Just two years before Randy Herman claimed he was sleepwalking when he stabbed his roommate Brooke Preston to death, his father murdered his girlfriend Gail Monahan, before later killing himself.

By Gina Tron
Randy Herman Jr Pd

While “Dead Asleep” focuses mainly on the murder of Brooke Preston, her convicted killer was also deeply affected by another murder close to him. 

Preston was just 21 when her roommate and childhood friend Randy Herman Jr., then 24, stabbed her to death inside their West Palm Beach home in 2017. While Herman immediately confessed to killing her, he claimed he had absolutely no recollection of the brutal act — he had stabbed her at least 25 times — and later his defense would argue that he must have killed her while sleepwalking after days of drinking and sleep deprivation. 

It wasn't the first murder that Herman has a connection to. His own father, Randy Herman Sr., had murdered a woman just two years before.

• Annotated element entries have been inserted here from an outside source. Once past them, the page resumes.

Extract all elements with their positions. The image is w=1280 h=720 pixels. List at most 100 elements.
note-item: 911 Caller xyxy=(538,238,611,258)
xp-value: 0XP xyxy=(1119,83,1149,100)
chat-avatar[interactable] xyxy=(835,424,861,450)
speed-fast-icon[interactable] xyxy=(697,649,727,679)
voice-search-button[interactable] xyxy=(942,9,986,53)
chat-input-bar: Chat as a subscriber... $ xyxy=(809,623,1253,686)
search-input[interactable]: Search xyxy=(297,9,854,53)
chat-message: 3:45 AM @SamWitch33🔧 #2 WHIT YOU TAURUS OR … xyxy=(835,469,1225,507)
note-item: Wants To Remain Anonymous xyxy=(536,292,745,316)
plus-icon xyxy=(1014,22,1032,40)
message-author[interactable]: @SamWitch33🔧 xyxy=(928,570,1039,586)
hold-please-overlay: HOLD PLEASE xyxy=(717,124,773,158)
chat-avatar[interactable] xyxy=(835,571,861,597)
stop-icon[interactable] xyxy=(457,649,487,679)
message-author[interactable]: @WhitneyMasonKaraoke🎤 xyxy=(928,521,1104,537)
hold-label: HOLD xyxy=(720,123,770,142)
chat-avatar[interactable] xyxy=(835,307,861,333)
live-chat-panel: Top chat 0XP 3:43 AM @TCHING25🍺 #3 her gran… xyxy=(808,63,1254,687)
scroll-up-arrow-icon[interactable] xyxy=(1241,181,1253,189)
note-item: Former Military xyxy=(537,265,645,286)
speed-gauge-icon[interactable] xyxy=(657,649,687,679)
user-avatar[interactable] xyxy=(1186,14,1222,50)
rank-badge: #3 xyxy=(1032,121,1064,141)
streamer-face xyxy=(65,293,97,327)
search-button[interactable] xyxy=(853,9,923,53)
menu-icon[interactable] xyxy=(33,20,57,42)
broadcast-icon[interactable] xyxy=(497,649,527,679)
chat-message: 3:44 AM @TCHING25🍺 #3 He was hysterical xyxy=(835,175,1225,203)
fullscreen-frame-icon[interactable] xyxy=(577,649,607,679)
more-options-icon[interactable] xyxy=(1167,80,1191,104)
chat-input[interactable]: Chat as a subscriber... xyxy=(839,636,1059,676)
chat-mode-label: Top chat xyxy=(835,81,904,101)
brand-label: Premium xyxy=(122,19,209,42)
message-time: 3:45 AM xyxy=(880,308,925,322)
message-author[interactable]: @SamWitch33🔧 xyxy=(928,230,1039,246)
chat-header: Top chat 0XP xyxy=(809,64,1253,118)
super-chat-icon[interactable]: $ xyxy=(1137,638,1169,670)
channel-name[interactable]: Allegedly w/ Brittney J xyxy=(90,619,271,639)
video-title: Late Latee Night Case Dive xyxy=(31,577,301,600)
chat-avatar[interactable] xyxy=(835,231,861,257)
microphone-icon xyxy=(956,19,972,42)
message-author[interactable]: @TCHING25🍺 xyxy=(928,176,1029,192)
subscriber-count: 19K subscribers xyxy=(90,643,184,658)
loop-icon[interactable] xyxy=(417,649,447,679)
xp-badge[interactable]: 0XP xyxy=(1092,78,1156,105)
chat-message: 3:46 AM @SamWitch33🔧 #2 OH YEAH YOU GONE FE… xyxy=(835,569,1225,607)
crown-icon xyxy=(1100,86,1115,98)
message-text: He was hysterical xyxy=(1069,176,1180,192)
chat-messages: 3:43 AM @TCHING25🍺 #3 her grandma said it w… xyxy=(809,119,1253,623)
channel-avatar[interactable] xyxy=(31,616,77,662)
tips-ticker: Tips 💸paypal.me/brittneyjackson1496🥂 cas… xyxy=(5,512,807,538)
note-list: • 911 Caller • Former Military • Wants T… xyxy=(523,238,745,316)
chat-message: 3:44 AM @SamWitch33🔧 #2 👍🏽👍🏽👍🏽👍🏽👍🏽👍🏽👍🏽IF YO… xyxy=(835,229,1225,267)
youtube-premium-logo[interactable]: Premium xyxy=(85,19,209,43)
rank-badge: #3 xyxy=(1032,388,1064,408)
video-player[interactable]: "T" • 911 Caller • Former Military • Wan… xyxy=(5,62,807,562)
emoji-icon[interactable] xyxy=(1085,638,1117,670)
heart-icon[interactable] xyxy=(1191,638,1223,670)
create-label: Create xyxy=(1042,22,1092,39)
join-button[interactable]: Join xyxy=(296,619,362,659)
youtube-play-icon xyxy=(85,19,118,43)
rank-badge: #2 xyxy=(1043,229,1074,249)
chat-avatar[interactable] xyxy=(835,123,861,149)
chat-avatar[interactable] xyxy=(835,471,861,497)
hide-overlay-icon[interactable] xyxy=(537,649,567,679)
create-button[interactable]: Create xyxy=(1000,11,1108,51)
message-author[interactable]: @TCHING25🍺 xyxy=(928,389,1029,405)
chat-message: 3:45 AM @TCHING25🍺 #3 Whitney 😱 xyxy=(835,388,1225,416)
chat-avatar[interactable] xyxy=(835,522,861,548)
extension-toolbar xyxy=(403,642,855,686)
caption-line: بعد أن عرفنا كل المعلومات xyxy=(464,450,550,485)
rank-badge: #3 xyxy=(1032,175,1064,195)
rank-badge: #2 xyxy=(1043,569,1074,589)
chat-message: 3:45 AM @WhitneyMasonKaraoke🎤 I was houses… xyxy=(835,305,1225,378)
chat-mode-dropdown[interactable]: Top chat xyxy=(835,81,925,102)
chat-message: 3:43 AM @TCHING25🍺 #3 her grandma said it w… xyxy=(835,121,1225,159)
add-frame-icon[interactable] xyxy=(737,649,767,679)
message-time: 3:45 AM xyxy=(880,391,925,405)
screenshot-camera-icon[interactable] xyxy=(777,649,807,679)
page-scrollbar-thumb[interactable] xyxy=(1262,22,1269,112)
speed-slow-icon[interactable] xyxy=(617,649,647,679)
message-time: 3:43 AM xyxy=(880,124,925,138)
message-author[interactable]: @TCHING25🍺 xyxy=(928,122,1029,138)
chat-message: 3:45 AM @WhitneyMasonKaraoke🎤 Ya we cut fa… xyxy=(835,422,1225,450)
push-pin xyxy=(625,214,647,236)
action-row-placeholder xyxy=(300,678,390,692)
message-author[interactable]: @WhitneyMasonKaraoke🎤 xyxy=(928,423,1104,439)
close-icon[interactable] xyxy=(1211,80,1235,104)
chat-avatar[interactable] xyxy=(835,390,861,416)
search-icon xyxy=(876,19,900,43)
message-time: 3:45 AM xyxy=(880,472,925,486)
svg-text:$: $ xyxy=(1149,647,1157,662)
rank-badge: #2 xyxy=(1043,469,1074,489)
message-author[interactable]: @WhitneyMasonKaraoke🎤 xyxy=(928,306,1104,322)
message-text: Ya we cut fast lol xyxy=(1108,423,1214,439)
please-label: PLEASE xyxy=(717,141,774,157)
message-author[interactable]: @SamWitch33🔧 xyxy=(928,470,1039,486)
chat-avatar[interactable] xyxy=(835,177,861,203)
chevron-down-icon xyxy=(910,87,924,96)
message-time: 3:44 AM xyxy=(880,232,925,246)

In 2015, the elder Randy shot his girlfriend Gail Monahan, 50, in the head at her townhome in Pennsylvania, WNEP reported in 2015.

Herman Sr., 53, then fled to Alabama where he hid from authorities for two months. He was eventually found dead inside a Ford Ranger pickup truck near Guntersville Lake from a self-inflicted gunshot wound to the head, Alabama.com reported in 2015. His death came as law enforcement were closing in on him, PennLive reported in 2017.

Herman Jr. inherited $25,000 after his father’s death, which he used to relocate from Pennsylvania to Florida. But he also used it to self-medicate. On a daily basis, he’d spend around $200 on cocaine and alcohol, the Miami New Times reported in 2019. Within three months, he'd run through all the money. 

“I think he’s still sort of processing it himself and understanding the psychological implications that his father’s murder-suicide really had on him,” “Dead Asleep” director Skye Borgman told Oxygen.com in a December interview. “He clearly knows that he started self destructive behavior and a lot of that stemmed from his father’s murder-suicide but i don’t think that’s he's really done the work in looking at these feelings of abandonment that had happened leading up to that throughout his entire childhood but he knows that it has affected him in a pretty big way.”

“Dead Asleep” touches on those feelings of abandonment through interviews with Herman Jr. as well as with his mother and sister. His father and his mom divorced when he was still young. There were reports of physical violence between the couple, Borgman said. As the documentary points out, the elder Randy rarely saw his son after the split, despite living nearby.